I love Altman, but this one is not one of my favorites. The "Last Supper" scene is cool. The whole thing was a lot more entertaining when I was 8 years old then it is now. But it was after the commercial success of this film, that Altman was given the creative freedom that really allowed him to flourish in his subsequent films.
TV. A film of a period, that of Clint Eastwood's nostalgia, where discourses were widely discriminatory, posing as irreverent and salubrious. A real man is a collector of women, these being nothing more than instruments of heterosexual sexualization and homos only laughable fairies. Altman shares the coarse festivity, though sometimes he introduces a possibility of a laboratory theater, mainly in the operations room.
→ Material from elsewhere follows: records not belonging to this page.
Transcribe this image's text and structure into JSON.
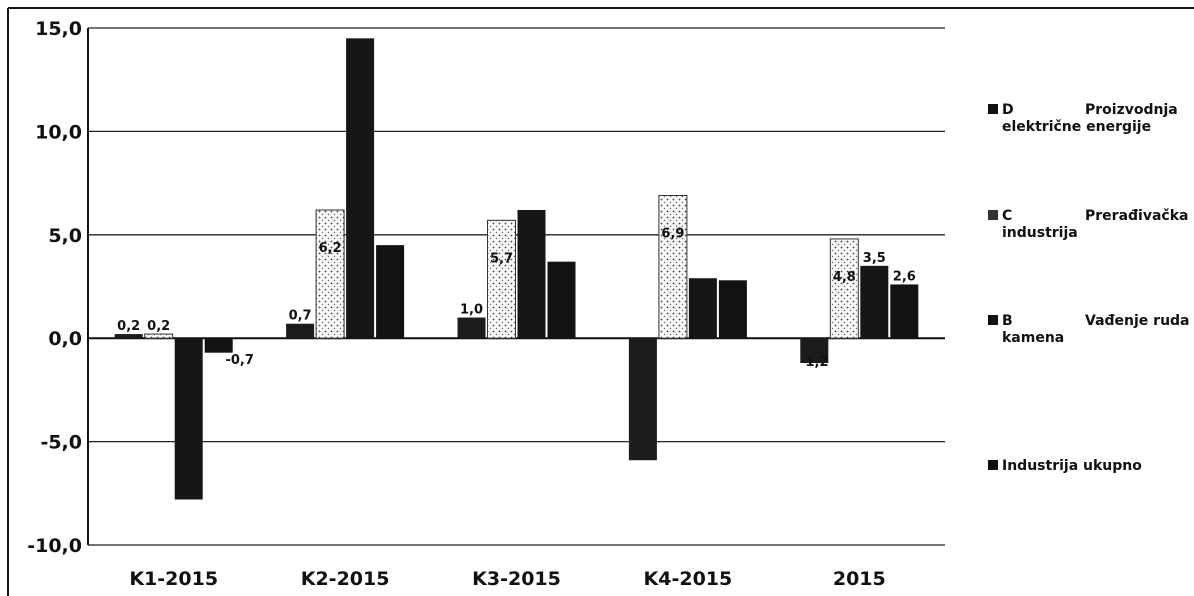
{
  "chart_data": {
    "type": "bar",
    "title": "",
    "xlabel": "",
    "ylabel": "",
    "ylim": [
      -10,
      15
    ],
    "yticks": [
      15,
      10,
      5,
      0,
      -5,
      -10
    ],
    "ytick_labels": [
      "15,0",
      "10,0",
      "5,0",
      "0,0",
      "-5,0",
      "-10,0"
    ],
    "grid": true,
    "legend_position": "right",
    "categories": [
      "K1-2015",
      "K2-2015",
      "K3-2015",
      "K4-2015",
      "2015"
    ],
    "series": [
      {
        "name": "D Proizvodnja električne energije",
        "legend_lines": [
          "D",
          "Proizvodnja",
          "električne energije"
        ],
        "values": [
          0.2,
          0.7,
          1.0,
          -5.9,
          -1.2
        ],
        "labels": [
          "0,2",
          "0,7",
          "1,0",
          "",
          "-1,2"
        ],
        "color": "#1c1c1c",
        "pattern": "solid"
      },
      {
        "name": "C Prerađivačka industrija",
        "legend_lines": [
          "C",
          "Prerađivačka",
          "industrija"
        ],
        "values": [
          0.2,
          6.2,
          5.7,
          6.9,
          4.8
        ],
        "labels": [
          "0,2",
          "6,2",
          "5,7",
          "6,9",
          "4,8"
        ],
        "color": "#f2f2f2",
        "pattern": "dotted"
      },
      {
        "name": "B Vađenje ruda i kamena",
        "legend_lines": [
          "B",
          "Vađenje ruda i",
          "kamena"
        ],
        "values": [
          -7.8,
          14.5,
          6.2,
          2.9,
          3.5
        ],
        "labels": [
          "",
          "",
          "",
          "",
          "3,5"
        ],
        "color": "#161616",
        "pattern": "solid"
      },
      {
        "name": "Industrija ukupno",
        "legend_lines": [
          "Industrija ukupno"
        ],
        "values": [
          -0.7,
          4.5,
          3.7,
          2.8,
          2.6
        ],
        "labels": [
          "-0,7",
          "",
          "",
          "",
          "2,6"
        ],
        "color": "#121212",
        "pattern": "solid"
      }
    ]
  }
}
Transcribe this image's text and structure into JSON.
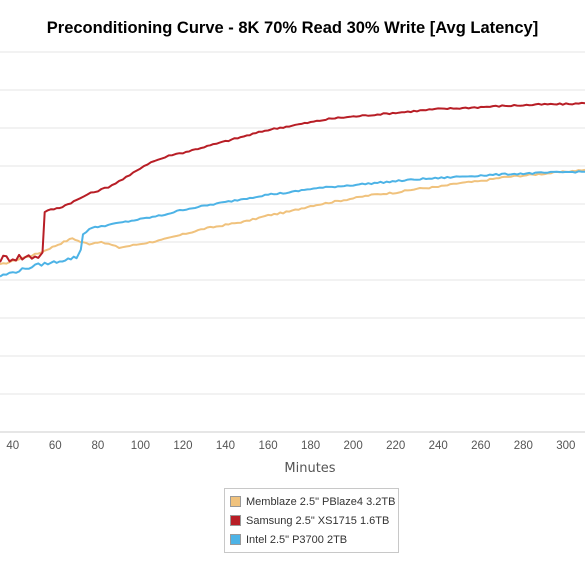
{
  "chart_data": {
    "type": "line",
    "title": "Preconditioning Curve - 8K 70% Read 30% Write [Avg Latency]",
    "xlabel": "Minutes",
    "ylabel": "",
    "x_ticks": [
      40,
      60,
      80,
      100,
      120,
      140,
      160,
      180,
      200,
      220,
      240,
      260,
      280,
      300
    ],
    "xlim": [
      34,
      309
    ],
    "ylim": [
      0,
      10
    ],
    "y_ticks": [
      1,
      2,
      3,
      4,
      5,
      6,
      7,
      8,
      9,
      10
    ],
    "y_tick_labels_visible": false,
    "grid": "horizontal",
    "legend_position": "bottom-center",
    "series": [
      {
        "name": "Memblaze 2.5\" PBlaze4 3.2TB",
        "color": "#f0c27d",
        "x": [
          34,
          40,
          46,
          52,
          56,
          60,
          64,
          68,
          72,
          76,
          80,
          85,
          90,
          95,
          100,
          110,
          120,
          130,
          140,
          150,
          160,
          170,
          180,
          190,
          200,
          210,
          220,
          230,
          240,
          250,
          260,
          270,
          280,
          290,
          300,
          309
        ],
        "y": [
          4.4,
          4.5,
          4.6,
          4.7,
          4.8,
          4.9,
          5.0,
          5.1,
          5.0,
          4.95,
          5.0,
          4.95,
          4.85,
          4.9,
          4.95,
          5.05,
          5.2,
          5.35,
          5.45,
          5.55,
          5.7,
          5.8,
          5.95,
          6.05,
          6.15,
          6.25,
          6.3,
          6.4,
          6.45,
          6.55,
          6.6,
          6.7,
          6.75,
          6.8,
          6.85,
          6.9
        ]
      },
      {
        "name": "Samsung 2.5\" XS1715 1.6TB",
        "color": "#b81e26",
        "x": [
          34,
          40,
          46,
          52,
          54,
          55,
          58,
          62,
          66,
          70,
          75,
          80,
          85,
          90,
          95,
          100,
          105,
          110,
          115,
          120,
          130,
          140,
          150,
          160,
          170,
          180,
          190,
          200,
          210,
          220,
          230,
          240,
          250,
          260,
          270,
          280,
          290,
          300,
          309
        ],
        "y": [
          4.55,
          4.6,
          4.6,
          4.65,
          4.7,
          5.8,
          5.85,
          5.9,
          6.0,
          6.1,
          6.25,
          6.35,
          6.45,
          6.6,
          6.75,
          6.95,
          7.1,
          7.2,
          7.3,
          7.35,
          7.5,
          7.65,
          7.8,
          7.95,
          8.05,
          8.15,
          8.25,
          8.3,
          8.35,
          8.4,
          8.45,
          8.5,
          8.52,
          8.55,
          8.58,
          8.6,
          8.62,
          8.63,
          8.65
        ]
      },
      {
        "name": "Intel 2.5\" P3700 2TB",
        "color": "#4db3e6",
        "x": [
          34,
          40,
          46,
          52,
          58,
          62,
          66,
          70,
          72,
          73,
          76,
          80,
          85,
          90,
          100,
          110,
          120,
          130,
          140,
          150,
          160,
          170,
          180,
          190,
          200,
          210,
          220,
          230,
          240,
          250,
          260,
          270,
          280,
          290,
          300,
          309
        ],
        "y": [
          4.1,
          4.2,
          4.3,
          4.4,
          4.45,
          4.5,
          4.55,
          4.6,
          4.8,
          5.2,
          5.35,
          5.4,
          5.45,
          5.5,
          5.6,
          5.7,
          5.85,
          5.95,
          6.05,
          6.15,
          6.25,
          6.3,
          6.4,
          6.45,
          6.5,
          6.55,
          6.6,
          6.65,
          6.68,
          6.72,
          6.75,
          6.78,
          6.8,
          6.82,
          6.84,
          6.85
        ]
      }
    ]
  }
}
How do you make a film that totally criticizes the Vietnam War? You make a movie about a forgotten war. This label is attached to this film way too often. There is more going on here than just political satire. Just because Altman has a general fuck you attitude towards the establishment and that doesn't explain his filmmaking style. Altman liked to create a film that felt like a film and reality all at the same time
What better way to represent such an immoral war than through immoral characters who they embrace the chaos of it all. It's hard to imagine that the actors were angry with Altman considering all the freedom he afforded them, if anything this should have been any actor's wet dream. The only thing I would have liked is more Robert Duvall since his character is probably the most hilariously pathetic of them.
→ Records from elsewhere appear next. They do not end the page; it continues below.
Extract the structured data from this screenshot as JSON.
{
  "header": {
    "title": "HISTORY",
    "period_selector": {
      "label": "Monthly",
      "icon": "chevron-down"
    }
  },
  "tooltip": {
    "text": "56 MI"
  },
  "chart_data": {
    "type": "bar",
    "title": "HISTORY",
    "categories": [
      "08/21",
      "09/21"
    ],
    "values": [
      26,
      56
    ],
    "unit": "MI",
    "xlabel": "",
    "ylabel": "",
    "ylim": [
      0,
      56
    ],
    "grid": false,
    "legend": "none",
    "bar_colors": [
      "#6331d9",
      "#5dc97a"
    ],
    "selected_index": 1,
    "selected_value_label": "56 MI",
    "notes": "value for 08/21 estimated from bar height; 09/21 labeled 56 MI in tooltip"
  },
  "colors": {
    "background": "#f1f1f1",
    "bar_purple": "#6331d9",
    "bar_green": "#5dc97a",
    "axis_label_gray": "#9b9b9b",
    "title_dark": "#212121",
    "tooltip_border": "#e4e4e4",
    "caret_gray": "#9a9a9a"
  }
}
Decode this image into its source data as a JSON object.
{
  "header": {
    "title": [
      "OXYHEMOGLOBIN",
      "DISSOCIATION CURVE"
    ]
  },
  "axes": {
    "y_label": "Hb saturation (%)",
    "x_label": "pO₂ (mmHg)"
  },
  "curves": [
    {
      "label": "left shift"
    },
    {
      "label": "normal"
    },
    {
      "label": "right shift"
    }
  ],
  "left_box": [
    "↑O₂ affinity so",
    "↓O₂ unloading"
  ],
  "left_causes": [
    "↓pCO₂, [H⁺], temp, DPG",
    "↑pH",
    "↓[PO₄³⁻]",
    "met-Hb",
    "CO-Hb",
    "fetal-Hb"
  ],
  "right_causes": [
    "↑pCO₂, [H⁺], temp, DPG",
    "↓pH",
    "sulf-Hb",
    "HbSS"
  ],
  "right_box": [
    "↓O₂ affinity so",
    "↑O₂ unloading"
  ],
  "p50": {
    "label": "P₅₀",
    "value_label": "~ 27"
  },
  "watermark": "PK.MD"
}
Is the other side of the war... The time pass by, and the people adapted the ordinary life to the only kind of life that they can have.
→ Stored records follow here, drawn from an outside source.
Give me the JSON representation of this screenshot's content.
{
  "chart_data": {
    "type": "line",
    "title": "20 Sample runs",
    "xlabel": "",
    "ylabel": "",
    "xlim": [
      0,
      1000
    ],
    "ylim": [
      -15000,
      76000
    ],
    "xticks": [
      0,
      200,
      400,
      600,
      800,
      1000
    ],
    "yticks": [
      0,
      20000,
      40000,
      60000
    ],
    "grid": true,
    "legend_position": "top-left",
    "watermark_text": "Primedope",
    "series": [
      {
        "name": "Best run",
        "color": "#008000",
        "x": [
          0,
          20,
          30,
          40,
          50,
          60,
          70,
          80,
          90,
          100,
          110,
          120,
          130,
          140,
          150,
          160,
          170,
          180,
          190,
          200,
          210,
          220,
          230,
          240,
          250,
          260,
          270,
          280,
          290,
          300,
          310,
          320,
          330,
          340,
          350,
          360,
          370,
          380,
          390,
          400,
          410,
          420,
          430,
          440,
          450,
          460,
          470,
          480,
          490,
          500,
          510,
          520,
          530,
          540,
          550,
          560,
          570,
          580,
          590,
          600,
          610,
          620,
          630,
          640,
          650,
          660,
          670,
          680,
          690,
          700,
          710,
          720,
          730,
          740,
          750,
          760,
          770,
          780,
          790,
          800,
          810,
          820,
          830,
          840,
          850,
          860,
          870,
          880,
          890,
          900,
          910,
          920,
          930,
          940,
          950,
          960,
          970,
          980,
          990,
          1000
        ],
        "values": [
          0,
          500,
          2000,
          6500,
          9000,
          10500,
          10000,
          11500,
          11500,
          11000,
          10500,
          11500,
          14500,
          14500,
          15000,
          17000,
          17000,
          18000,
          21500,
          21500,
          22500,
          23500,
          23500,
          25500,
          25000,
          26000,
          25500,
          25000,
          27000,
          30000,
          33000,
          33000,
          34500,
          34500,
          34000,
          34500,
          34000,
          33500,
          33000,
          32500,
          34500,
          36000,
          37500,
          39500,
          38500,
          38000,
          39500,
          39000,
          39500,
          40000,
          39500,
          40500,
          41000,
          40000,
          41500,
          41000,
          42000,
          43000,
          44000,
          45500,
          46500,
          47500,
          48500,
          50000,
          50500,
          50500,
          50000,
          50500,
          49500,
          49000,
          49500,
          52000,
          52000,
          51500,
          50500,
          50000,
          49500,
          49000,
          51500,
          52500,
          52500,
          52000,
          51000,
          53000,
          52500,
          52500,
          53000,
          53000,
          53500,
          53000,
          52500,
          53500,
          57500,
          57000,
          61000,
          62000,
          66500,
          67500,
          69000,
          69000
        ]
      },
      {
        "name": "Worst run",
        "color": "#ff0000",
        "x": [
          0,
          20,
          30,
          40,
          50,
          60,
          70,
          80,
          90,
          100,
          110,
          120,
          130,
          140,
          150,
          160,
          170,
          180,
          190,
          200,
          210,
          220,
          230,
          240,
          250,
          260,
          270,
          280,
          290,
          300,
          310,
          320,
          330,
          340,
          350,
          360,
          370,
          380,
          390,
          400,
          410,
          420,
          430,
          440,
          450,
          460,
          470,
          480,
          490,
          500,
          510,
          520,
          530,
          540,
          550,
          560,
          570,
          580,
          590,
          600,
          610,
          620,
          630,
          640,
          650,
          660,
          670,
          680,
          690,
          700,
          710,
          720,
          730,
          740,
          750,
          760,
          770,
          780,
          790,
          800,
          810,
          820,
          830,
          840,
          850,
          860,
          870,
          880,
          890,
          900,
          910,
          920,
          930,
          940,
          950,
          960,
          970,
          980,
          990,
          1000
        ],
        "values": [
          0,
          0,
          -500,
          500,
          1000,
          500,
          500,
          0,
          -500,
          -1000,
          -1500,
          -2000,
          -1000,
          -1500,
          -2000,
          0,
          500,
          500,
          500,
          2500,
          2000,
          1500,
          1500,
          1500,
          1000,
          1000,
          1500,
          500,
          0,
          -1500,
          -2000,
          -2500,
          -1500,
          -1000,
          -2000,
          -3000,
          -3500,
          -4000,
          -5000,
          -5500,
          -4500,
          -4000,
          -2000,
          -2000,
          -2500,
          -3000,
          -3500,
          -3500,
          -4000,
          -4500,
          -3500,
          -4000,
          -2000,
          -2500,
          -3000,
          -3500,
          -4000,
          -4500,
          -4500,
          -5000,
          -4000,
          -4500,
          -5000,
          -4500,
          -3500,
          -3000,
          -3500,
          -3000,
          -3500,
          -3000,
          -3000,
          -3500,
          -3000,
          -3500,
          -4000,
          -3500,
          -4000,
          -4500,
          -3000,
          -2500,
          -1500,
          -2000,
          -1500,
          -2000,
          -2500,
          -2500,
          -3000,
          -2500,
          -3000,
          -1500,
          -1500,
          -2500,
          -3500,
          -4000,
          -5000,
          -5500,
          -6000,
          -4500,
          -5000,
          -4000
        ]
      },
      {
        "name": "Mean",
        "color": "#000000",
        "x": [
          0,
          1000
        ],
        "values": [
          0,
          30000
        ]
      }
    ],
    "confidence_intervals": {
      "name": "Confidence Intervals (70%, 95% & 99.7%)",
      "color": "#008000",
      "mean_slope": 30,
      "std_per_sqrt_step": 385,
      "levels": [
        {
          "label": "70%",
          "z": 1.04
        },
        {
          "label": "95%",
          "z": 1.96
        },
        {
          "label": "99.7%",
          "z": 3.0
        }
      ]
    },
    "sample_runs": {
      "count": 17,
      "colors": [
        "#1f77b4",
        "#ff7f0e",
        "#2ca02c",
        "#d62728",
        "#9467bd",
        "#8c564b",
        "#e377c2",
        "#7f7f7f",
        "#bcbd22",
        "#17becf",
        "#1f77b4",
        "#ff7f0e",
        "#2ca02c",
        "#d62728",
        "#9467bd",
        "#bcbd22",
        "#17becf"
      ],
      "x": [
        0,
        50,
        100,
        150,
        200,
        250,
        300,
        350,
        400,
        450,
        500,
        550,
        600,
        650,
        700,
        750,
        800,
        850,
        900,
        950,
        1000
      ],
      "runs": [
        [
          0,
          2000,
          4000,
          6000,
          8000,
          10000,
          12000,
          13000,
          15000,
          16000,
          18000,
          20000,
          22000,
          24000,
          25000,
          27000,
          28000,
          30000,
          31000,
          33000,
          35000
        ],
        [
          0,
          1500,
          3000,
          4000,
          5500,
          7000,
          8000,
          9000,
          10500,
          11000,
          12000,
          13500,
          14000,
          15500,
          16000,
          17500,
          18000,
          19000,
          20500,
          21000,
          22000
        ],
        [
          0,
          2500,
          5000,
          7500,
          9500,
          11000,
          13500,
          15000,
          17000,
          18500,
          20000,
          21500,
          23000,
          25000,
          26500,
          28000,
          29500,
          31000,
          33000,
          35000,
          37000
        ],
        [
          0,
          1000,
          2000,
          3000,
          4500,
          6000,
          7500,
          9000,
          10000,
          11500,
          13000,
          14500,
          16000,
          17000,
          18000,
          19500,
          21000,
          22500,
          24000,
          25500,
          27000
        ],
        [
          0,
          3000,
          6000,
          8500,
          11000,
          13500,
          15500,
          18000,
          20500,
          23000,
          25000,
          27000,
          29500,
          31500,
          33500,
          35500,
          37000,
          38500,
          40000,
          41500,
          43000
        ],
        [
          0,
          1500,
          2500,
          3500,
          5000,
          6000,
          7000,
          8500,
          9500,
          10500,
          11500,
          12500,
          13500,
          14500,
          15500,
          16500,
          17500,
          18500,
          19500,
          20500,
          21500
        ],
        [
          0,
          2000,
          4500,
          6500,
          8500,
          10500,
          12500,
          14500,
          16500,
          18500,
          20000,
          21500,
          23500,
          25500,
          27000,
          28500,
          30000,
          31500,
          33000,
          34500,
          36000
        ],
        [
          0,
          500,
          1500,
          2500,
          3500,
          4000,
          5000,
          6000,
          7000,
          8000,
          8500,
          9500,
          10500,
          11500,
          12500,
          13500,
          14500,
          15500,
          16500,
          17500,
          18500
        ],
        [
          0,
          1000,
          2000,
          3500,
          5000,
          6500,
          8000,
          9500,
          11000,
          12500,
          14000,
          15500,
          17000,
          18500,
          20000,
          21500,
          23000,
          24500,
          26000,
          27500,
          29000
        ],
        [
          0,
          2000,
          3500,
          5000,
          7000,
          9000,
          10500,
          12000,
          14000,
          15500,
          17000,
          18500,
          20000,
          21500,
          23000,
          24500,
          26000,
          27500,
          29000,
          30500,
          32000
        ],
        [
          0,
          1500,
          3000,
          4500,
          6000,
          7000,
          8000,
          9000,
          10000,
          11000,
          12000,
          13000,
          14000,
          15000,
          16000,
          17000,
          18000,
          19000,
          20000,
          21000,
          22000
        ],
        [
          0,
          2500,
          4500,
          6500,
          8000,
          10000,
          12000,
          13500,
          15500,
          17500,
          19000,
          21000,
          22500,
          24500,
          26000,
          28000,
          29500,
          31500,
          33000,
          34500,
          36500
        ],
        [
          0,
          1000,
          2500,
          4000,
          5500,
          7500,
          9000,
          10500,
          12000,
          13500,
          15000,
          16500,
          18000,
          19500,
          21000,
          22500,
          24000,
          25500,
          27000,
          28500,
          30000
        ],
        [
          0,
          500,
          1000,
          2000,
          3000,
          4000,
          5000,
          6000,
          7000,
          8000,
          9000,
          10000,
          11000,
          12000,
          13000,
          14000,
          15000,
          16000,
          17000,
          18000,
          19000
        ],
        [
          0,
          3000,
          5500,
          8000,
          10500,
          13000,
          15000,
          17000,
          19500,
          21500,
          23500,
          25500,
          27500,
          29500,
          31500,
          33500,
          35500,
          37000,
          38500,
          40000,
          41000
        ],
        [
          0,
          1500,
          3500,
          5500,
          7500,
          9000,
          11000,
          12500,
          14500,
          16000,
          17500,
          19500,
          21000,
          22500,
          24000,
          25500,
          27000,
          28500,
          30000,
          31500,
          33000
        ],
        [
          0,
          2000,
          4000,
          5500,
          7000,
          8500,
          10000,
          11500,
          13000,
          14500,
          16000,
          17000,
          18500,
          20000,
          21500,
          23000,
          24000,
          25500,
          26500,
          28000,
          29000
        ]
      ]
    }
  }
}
The documentary-type look, and the dialogue are precious in here.
A critical and box office success in '70 that reinvented Altman as an auteur director and established a product that would grace network television for years. With modern eyes the misogyny, racism and homophobia are hard to swallow at times but within the understanding of the time period it was made still pushed the envelope. Oscar winning script and solid performances from cast all around.
Some consider the film's humor mean spirited (shower sequence) some call it over the top (Japan) but both are miss the point. The character's actions are not the filmmakers. The character's antics are less displays mere irresponsibility and more like the characters attempting to cling to something in midst of war surrounded by death this is reinforced by Altman's unflinching look those injured in combat. Masterpiece.